In Ezra’s memory, the Besseys, along with their pediatrician, started the Hearts for Ezra Foundation.

“That’s one of the things since Ezra’s death that we’ve been trying to work on,” says Emily Bessey, “spreading awareness not only about spinal muscular atrophy, but also about how affordable and available carrier screening is.”

About 1 in every 50 Americans is a carrier of the gene mutation that causes SMA, according to Cure SMA, an Illinois organization devoted to developing a treatment and cure. When both parents are genetic carriers, there’s a 25 percent chance their child will be born with SMA. But carrier screening is not routinely recommended.

“Deciding whether or not to undergo genetic testing is highly personal,” says Megan Lenz, a spokeswoman for Cure SMA. “We strongly recommend discussing it with a physician or genetic counselor. Usually testing is only recommended – and only covered by insurance – for those known to be at risk for genetic diseases.”

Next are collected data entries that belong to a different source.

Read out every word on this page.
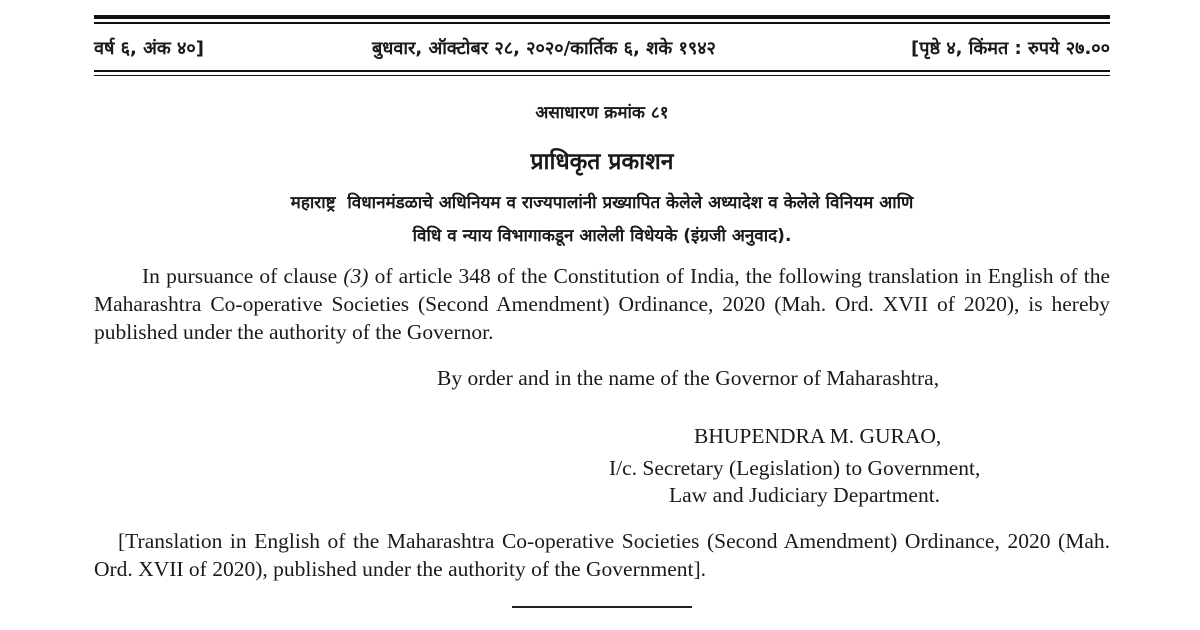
वर्ष ६, अंक ४०]	बुधवार, ऑक्टोबर २८, २०२०/कार्तिक ६, शके १९४२	[पृष्ठे ४, किंमत : रुपये २७.००
असाधारण क्रमांक ८१
प्राधिकृत प्रकाशन
महाराष्ट्र  विधानमंडळाचे अधिनियम व राज्यपालांनी प्रख्यापित केलेले अध्यादेश व केलेले विनियम आणि
विधि व न्याय विभागाकडून आलेली विधेयके (इंग्रजी अनुवाद).
In pursuance of clause (3) of article 348 of the Constitution of India, the following translation in English of the Maharashtra Co-operative Societies (Second Amendment) Ordinance, 2020 (Mah. Ord. XVII of 2020), is hereby published under the authority of the Governor.
By order and in the name of the Governor of Maharashtra,
BHUPENDRA M. GURAO,
I/c. Secretary (Legislation) to Government,
Law and Judiciary Department.
[Translation in English of the Maharashtra Co-operative Societies (Second Amendment) Ordinance, 2020 (Mah. Ord. XVII of 2020), published under the authority of the Government].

Neither Natalia Wylie, 30, nor her husband, Jason, 37, who live in Laconia, New Hampshire, fits that profile. The couple had no family history of genetic disease, and their first child, Samantha, is a healthy 6-year-old. Their second, 10-month old Sofia, was diagnosed with SMA type 1 in July.

“I called my husband right away,” Natalia Wylie says, “and he left work and we spent the day together as a family, kind of crying all day. It was the most painful news I had heard in my entire life.”

But the Wylies decided to set aside their grief and focus instead on the joy that is Sofia – an adorable baby girl with a sweet, sweet smile.

“We couldn’t be unhappy every day. It was going to kill us,” says Natalia. “You’ve got to live day by day and moment to moment.”

Some moments are harder than others. Twice a day – and sometimes every hour when Sofia has a cold – Natalia inserts a catheter in Sofia’s nose and throat to clear secretions that she can’t clear on her own. It’s hard on both of them.

“It’s something I’ll never get used to because it just looks so uncomfortable and painful for her.”

Simple things that most parents take for granted can set off alarm bells for the Wylies.

“I don’t want her to cry. Normally (people) would say, ‘Oh, it’s OK for a baby to cry; it can’t hurt them.’ In her case, it can. The secretions from crying can suffocate her.”

But there are moments to treasure, too. Sofia has learned to high-five with her big sister, and she’s still able to hold her head up for short periods.

The Wylies know the statistics aren’t in their daughter’s favor, but they have a powerful motivator for staying positive: hope. With the cause of the disease now known, Cure SMA’s Lenz says there’s reason to believe the disease is uniquely positioned for research breakthroughs that will lead to a cure.

“It hurts when you find out what the diagnosis is and what the end result usually is,” says Jason Wylie. “But you can’t give up hope.”